Tech companies and the auto industry are working hard in tandem to make autonomous driving a reality by the early 2020s. Driverless cars with various levels of human participation will roll out in stages over the next few years, with fully-autonomous SAE Level 5 driving on the scene by 2030.
Today, most automotive manufacturers have achieved Level 2 assisted driving where the car can manage simple scenarios, like active lane centering and parking assistance, itself. Fewer manufacturers provide Level 3 autonomous driving where the car can autonomously navigate a traffic jam or roadways to a destination. For both levels, human drivers can take the wheel if they choose.
The limitations of AI that prevent advancement to fully-autonomous driving
From an engineering standpoint, Level 3 autonomous driving is powered by two things: hard-coded structured programming models mostly written for embedded systems and deterministic rules that make decisions supported by neural networks.
These two things combine to build AI driving agents, but with at least five important limitations:
- Lack of perception and behavior intelligence compared to humans. Unlike existing AI agents trained with machine learning (ML), humans don’t need thousands of images of trees, for example, to recognize a tree or identify a driving situation.
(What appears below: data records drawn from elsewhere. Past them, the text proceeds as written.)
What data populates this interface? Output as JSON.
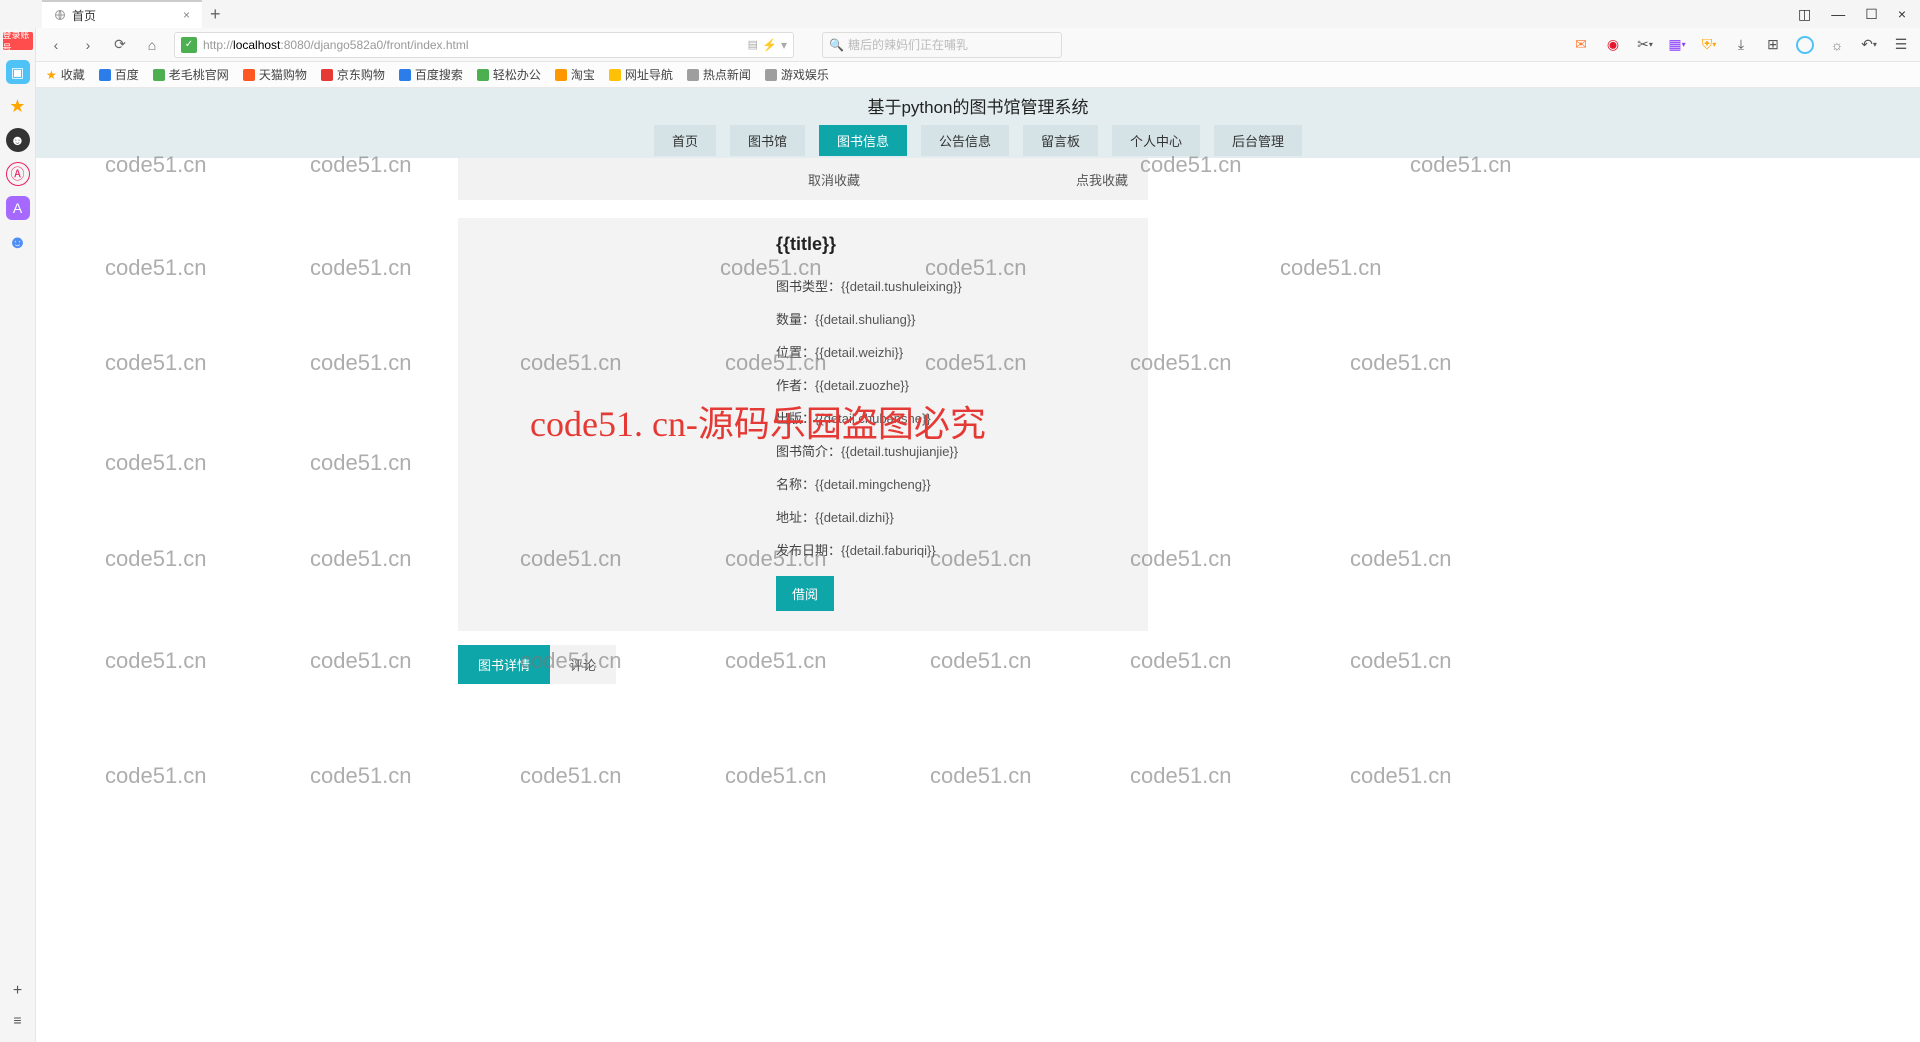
{
  "browser": {
    "tab_title": "首页",
    "url_host": "localhost",
    "url_prefix": "http://",
    "url_port_path": ":8080/django582a0/front/index.html",
    "search_placeholder": "糖后的辣妈们正在哺乳",
    "login_badge": "登录账号"
  },
  "bookmarks": [
    {
      "label": "收藏",
      "star": true
    },
    {
      "label": "百度"
    },
    {
      "label": "老毛桃官网"
    },
    {
      "label": "天猫购物"
    },
    {
      "label": "京东购物"
    },
    {
      "label": "百度搜索"
    },
    {
      "label": "轻松办公"
    },
    {
      "label": "淘宝"
    },
    {
      "label": "网址导航"
    },
    {
      "label": "热点新闻"
    },
    {
      "label": "游戏娱乐"
    }
  ],
  "site": {
    "title": "基于python的图书馆管理系统",
    "nav": [
      {
        "label": "首页",
        "active": false
      },
      {
        "label": "图书馆",
        "active": false
      },
      {
        "label": "图书信息",
        "active": true
      },
      {
        "label": "公告信息",
        "active": false
      },
      {
        "label": "留言板",
        "active": false
      },
      {
        "label": "个人中心",
        "active": false
      },
      {
        "label": "后台管理",
        "active": false
      }
    ]
  },
  "actions": {
    "cancel_fav": "取消收藏",
    "add_fav": "点我收藏"
  },
  "detail": {
    "title": "{{title}}",
    "fields": [
      {
        "label": "图书类型：",
        "value": "{{detail.tushuleixing}}"
      },
      {
        "label": "数量：",
        "value": "{{detail.shuliang}}"
      },
      {
        "label": "位置：",
        "value": "{{detail.weizhi}}"
      },
      {
        "label": "作者：",
        "value": "{{detail.zuozhe}}"
      },
      {
        "label": "出版：",
        "value": "{{detail.chubanshe}}"
      },
      {
        "label": "图书简介：",
        "value": "{{detail.tushujianjie}}"
      },
      {
        "label": "名称：",
        "value": "{{detail.mingcheng}}"
      },
      {
        "label": "地址：",
        "value": "{{detail.dizhi}}"
      },
      {
        "label": "发布日期：",
        "value": "{{detail.faburiqi}}"
      }
    ],
    "borrow_btn": "借阅"
  },
  "tabs": [
    {
      "label": "图书详情",
      "active": true
    },
    {
      "label": "评论",
      "active": false
    }
  ],
  "watermark": {
    "small": "code51.cn",
    "big": "code51. cn-源码乐园盗图必究"
  }
}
- Low accuracy performance. With existing tools, the probability of steering accuracy decreases as more autonomous driving functions and components get added. The complex real driving system will deliver only about 60 to 70 percent accuracy performance on motion control for steering and acceleration, well short of what’s required for fully autonomous driving.
- Inability to cope well with complexity. Deterministic rules are usable in closed environments, such as a contained driving course, but can’t capture the complexity of real-world driving situations.
- Require too much data. Usually ML models require enormous amounts of data, which are too expensive and difficult to collect and move over existing corporate networks.
- Take up too much run-time, CPU/GPU processing and address exabytes of storage resources. It takes a lot of time and power to process the large volumes of automotive data and learn from them – and that’s often not cost-effective.
For the industry to evolve toward fully-autonomous driving, technologists have to develop an AI model that mirrors human driving behavior. In doing so, we need to guarantee a deterministic behavior that always produces the same result from the same input. The industry needs a new approach.
The big question then remains: How will the car act autonomously and intelligently in real time, in the real world?
At DXC, we believe a big part of the answer lies in adapting knowledge of the human brain to AI – and we have drawn much of the inspiration for our new approach from brain science research conducted by Danko Nikolic at the Frankfurt Institute for Advanced Studies (FIAS) in Germany.
Adapting innovative brain research to AI and the production of fully autonomous vehicles has emerged as one of the more exciting technology innovation breakthroughs we’ve seen in the past couple of years.
While it will take time, the benefits to society of producing self-driving vehicles – and simply learning more about how the brain works along the way – holds great promise for human progress.